Pourtant, dans les instructions officielles au sujet des langues à l’école, le discours à propos des enfants qui vivent des situations plurilingues se modifie. Pour deux langues en particulier, les enseignants sont encouragés à prendre en compte les acquis hors-scolaires de l’enfant : les programmes d’arabe, tout particulièrement, considèrent comme des ressources l’ensemble de la communauté d’apprenants (qu’ils soient ou non familiarisés avec la langue arabe) :

‘Tout en partant de ce que l’élève sait déjà ou croit parfois connaître sur le monde arabe, l’enseignant favorise une attitude active chez l’enfant (…) est attentif à concevoir l’ensemble des activités en fonction d’enfants non dialectophones et ne disposant d’aucun pré-requis. L’ouverture à l’altérité passe alors par la mise en valeur du potentiel représenté par les différentes cultures des élèves de la classe. Le vécu des élèves sert de passerelles vers des manifestations plus savantes de cette culture. (2002, 2007)’

Et pour le portugais les enseignants sont invités à exposer les élèves à la variante parlée par un élève lusophone non portugais. Mais ne sont pas abordés, dans les programmes, le recours aux acquis des élèves dans des cadres qui ne sont ni scolaires ni familiaux : le marché, les vacances, les contacts professionnels de proches, les centres de vacances ou de loisirs…

Cependant, le « développement de la sensibilité aux différences et à la diversité culturelle » est considéré comme un objectif important :

‘Comme dans les autres apprentissages, la pédagogie en langue vivante s’appuie sur l’expérience concrète de la classe ou de l’environnement immédiat de l’élève. C’est dans cet environnement familier qu’est ancrée la dimension fonctionnelle de la langue (…). Cette proximité permet de développer la langue de communication immédiate  (B. O. préambule commun, août 2007, spécial langues régionales, septembre 2007)’

Cette diversité culturelle présente dans l’environnement proche des élèves est prise en compte différemment selon les langues. La sollicitation est importante pour les langues régionales (ibid) :

‘L’apprentissage ne peut se faire qu’au prix d’une exposition suffisante à la langue et d’une pratique régulière de celle-ci (…) On prendra appui sur la sensibilisation à la langue qui peut exister soit dans le cadre social soit dans le cadre scolaire. (…) Le caractère authentique des acquisitions culturelles visées est assuré par l’observation du patrimoine de proximité ou du patrimoine plus lointain.’

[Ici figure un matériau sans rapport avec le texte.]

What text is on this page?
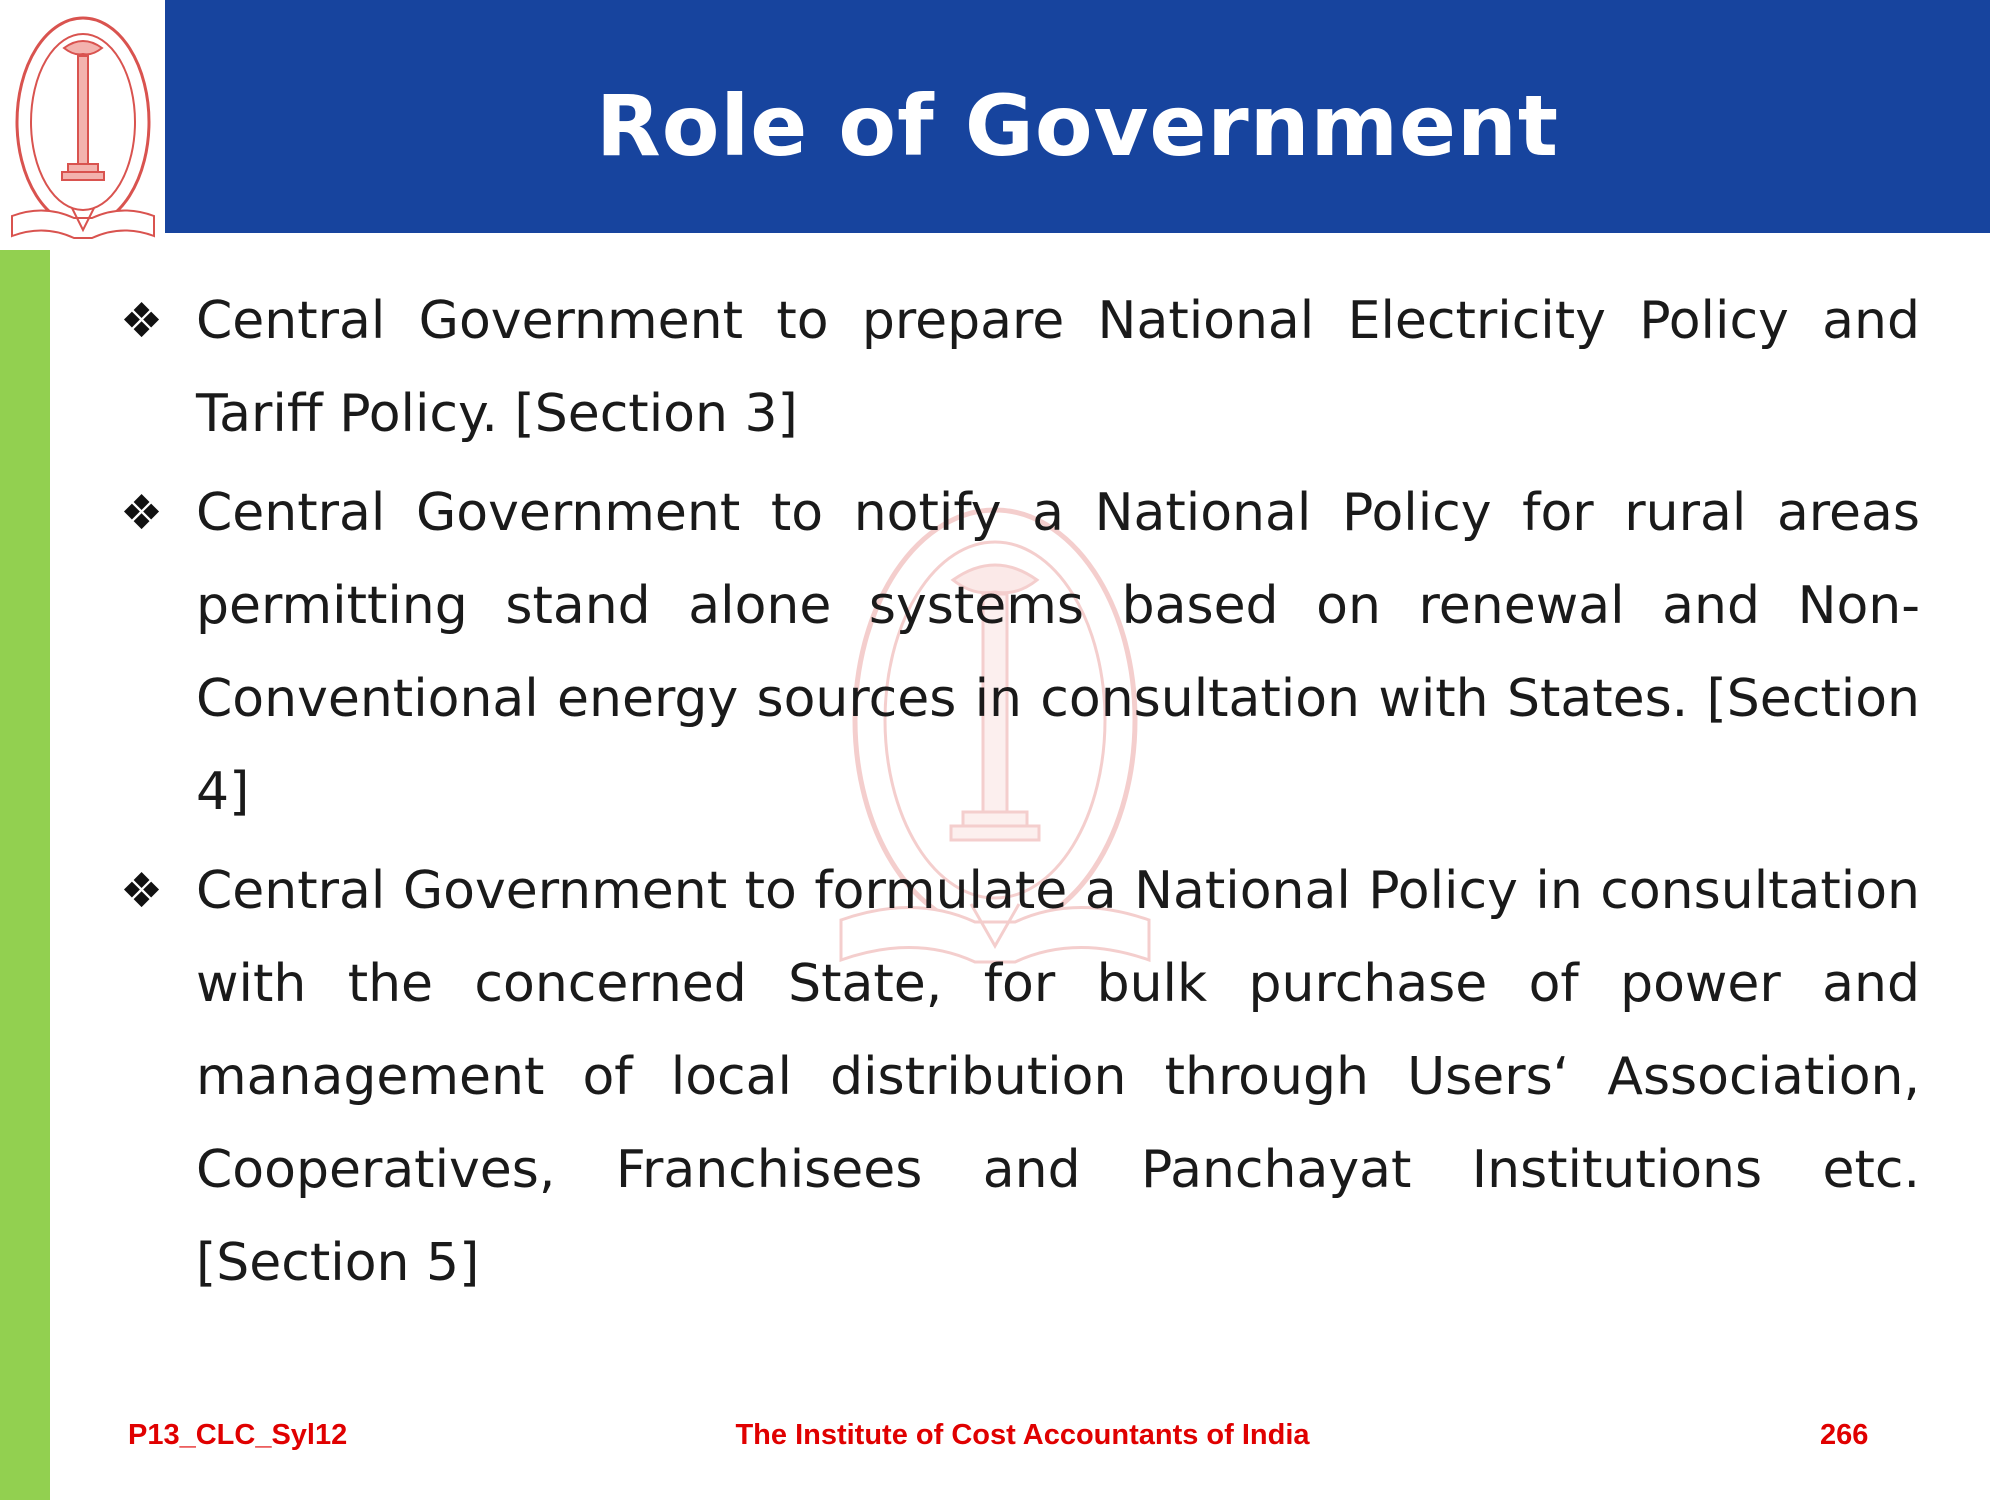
Role of Government
❖ Central Government to prepare National Electricity Policy and Tariff Policy. [Section 3]
❖ Central Government to notify a National Policy for rural areas permitting stand alone systems based on renewal and Non-Conventional energy sources in consultation with States. [Section 4]
❖ Central Government to formulate a National Policy in consultation with the concerned State, for bulk purchase of power and management of local distribution through Users‘ Association, Cooperatives, Franchisees and Panchayat Institutions etc. [Section 5]
P13_CLC_Syl12	The Institute of Cost Accountants of India	266
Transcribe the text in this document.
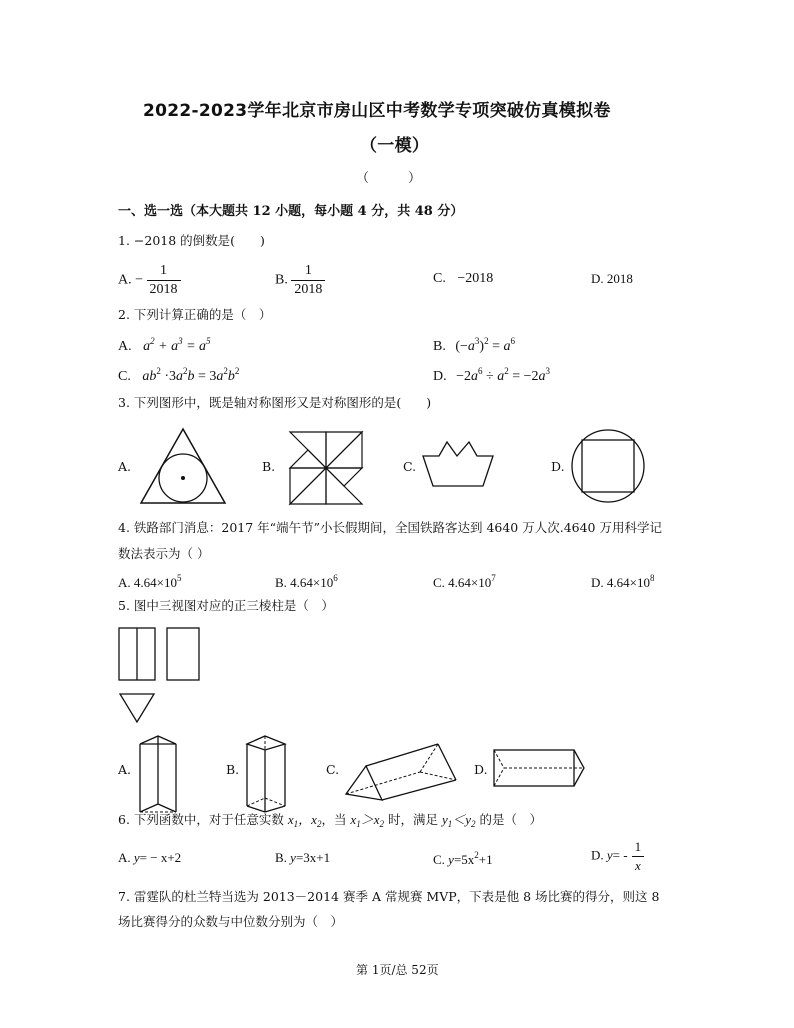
2022-2023学年北京市房山区中考数学专项突破仿真模拟卷
（一模）
（　　　）
一、选一选（本大题共 12 小题，每小题 4 分，共 48 分）
1. −2018 的倒数是(　　)
A. − $\frac{1}{2018}$	B. $\frac{1}{2018}$	C. −2018	D. 2018
2. 下列计算正确的是（　）
A. $a^2 + a^3 = a^5$	B. $(-a^3)^2 = a^6$
C. $ab^2 \cdot 3a^2b = 3a^2b^2$	D. $-2a^6 \div a^2 = -2a^3$
3. 下列图形中，既是轴对称图形又是对称图形的是(　　)
A.	B.	C.	D.
4. 铁路部门消息：2017 年“端午节”小长假期间，全国铁路客达到 4640 万人次.4640 万用科学记
数法表示为（ ）
A. $4.64\times 10^5$	B. $4.64\times 10^6$	C. $4.64\times 10^7$	D. $4.64\times 10^8$
5. 图中三视图对应的正三棱柱是（　）
A.	B.	C.	D.
6. 下列函数中，对于任意实数 $x_1$，$x_2$，当 $x_1>x_2$ 时，满足 $y_1<y_2$ 的是（　）
A. y= − x+2	B. y=3x+1	C. $y=5x^2+1$	D. $y= - \frac{1}{x}$
7. 雷霆队的杜兰特当选为 2013－2014 赛季 A 常规赛 MVP，下表是他 8 场比赛的得分，则这 8
场比赛得分的众数与中位数分别为（　）
第 1页/总 52页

Les liens entre la classe et la vie hors de la classe sont ensuite déclinés différemment selon les langues régionales94 ancrées dans leur territoire. Pour le basque, le breton, le catalan, le corse, l’occitan (et la langue d’oc), les langues sont abordées en référence au CECRL en termes de niveau à atteindre et de contenus cibles : quelques repères d’ordre géographique, historique et culturel sont donnés, ainsi que des expressions idiomatiques. S’y ajoute, pour le basque, des éléments sur  le statut de cette langue en France et en Espagne, ses zones de diffusion (la diaspora), son histoire, sa place en Europe. Pour cette langue également, les enseignants sont encouragés à « prendre appui sur les ressources issues de l’environnement familial ou très proches de l’élève ». Pour l’occitan-langue d’oc, les enseignants sont incités à faire repérer par les élèves cette langue dans leur environnement proche : les toponymes, les produits de la vie quotidienne, la publicité, la signalétique. Pour l’arabe, il est recommandé que l’enseignant

‘évite une langue reconstruite, propose une culture crédible qui privilégie les manifestations actuelles et visibles sur le territoire français (2007).’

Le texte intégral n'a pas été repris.